Hope and its doleful twin, Hopelessness, might be thought of as the co-muses of the modern eco-narrative. Such is the world we’ve created—a world of wounds—that loss is, almost invariably, the nature writer’s subject. The question is how we relate to that loss. Is the glass ninety-five per cent empty or is it five per cent full?

The message that there’s still “something we can do actively” has a lot to be said for it. It offers a rationale for not giving up—on species, on whole ecosystems—which is also a rationale for continuing to research these subjects and, perhaps most relevant for scientists turned authors, for continuing to write about them. Narrating the disaster becomes a way to try to avert it. Wadhams ends “A Farewell to Ice” with a chapter titled “A Call to Arms.” In it, he urges readers to “adopt every possible measure that will reduce unnecessary energy use,” to lobby for better laws, and to embrace nuclear power, which, he writes, “will keep the lights on without carbon emission.”

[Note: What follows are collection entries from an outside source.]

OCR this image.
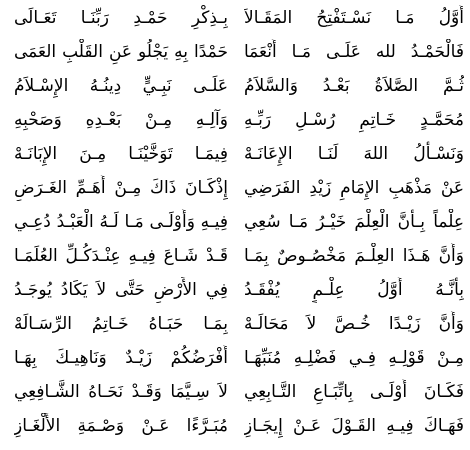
أَوَّلُ مَـا نَسْـتَفْتِحُ المَقَـالاَ
بِـذِكْرِ حَمْـدِ رَبِّنَـا تَعَـالَى
فَالْحَمْـدُ لله عَلَـى مَـا أَنْعَمَا
حَمْدًا بِهِ يَجْلُو عَنِ القَلْبِ العَمَى
ثُـمَّ الصَّلاَةُ بَعْـدُ وَالسَّلاَمُ
عَلَـى نَبِـيٍّ دِينُـهُ الإِسْـلاَمُ
مُحَمَّـدٍ خَـاتِمِ رُسْـلِ رَبِّـهِ
وَآلِـهِ مِـنْ بَعْـدِهِ وَصَحْبِهِ
وَنَسْـأَلُ اللهَ لَنَـا الإِعَانَـهْ
فِيمَـا تَوَخَّيْنَـا مِـنَ الإِبَانَـهْ
عَنْ مَذْهَبِ الإِمَامِ زَيْدِ الفَرَضِي
إِذْكَـانَ ذَاكَ مِـنْ أَهَـمِّ الغَـرَضِ
عِلْماً بِـأَنَّ الْعِلْمَ خَيْـرُ مَـا سُعِي
فِيـهِ وَأَوْلَـى مَـا لَـهُ الْعَبْـدُ دُعِـي
وَأَنَّ هَـذَا العِلْـمَ مَخْصُـوصٌ بِمَـا
قَـدْ شَـاعَ فِيـهِ عِنْـدَكُـلِّ العُلَمَـا
بِأَنَّـهُ أَوَّلُ عِلْـمٍ يُفْقَـدُ
فِي الأَرْضِ حَتَّى لاَ يَكَادُ يُوجَـدُ
وَأَنَّ زَيْـدًا خُـصَّ لاَ مَحَالَـهْ
بِمَـا حَبَـاهُ خَـاتِمُ الرِّسَـالَهْ
مِـنْ قَوْلِـهِ فِـي فَضْلِـهِ مُنَبِّهَـا
أَفْرَضُكُمْ زَيْـدٌ وَنَاهِيـكَ بِهَـا
فَكَـانَ أَوْلَـى بِاتِّبَـاعِ التَّـابِعِي
لاَ سِـيَّمَا وَقَـدْ نَحَـاهُ الشَّـافِعِي
فَهَـاكَ فِيـهِ القَـوْلَ عَـنْ إِيجَـازِ
مُبَـرَّءًا عَـنْ وَصْـمَةِ الأَلْغَـازِ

But we seem to have reached the point where even the calls to arms are starting to sound like dirges. In the same chapter in which Wadhams argues for better energy policies, he observes that such policies probably can’t—and almost certainly won’t—be put in place fast enough to save the Arctic. Therefore, he says, technologies to block sunlight or change the reflectivity of clouds will have to be deployed. These so-called geoengineering technologies have yet to be tested—if truth be told, they’ve really yet to be invented—but without them, according to Wadhams, the “temperature rise, and the associated further feedbacks, will be too great to allow our civilization to continue.” Apparently, this is supposed to count as inspirational.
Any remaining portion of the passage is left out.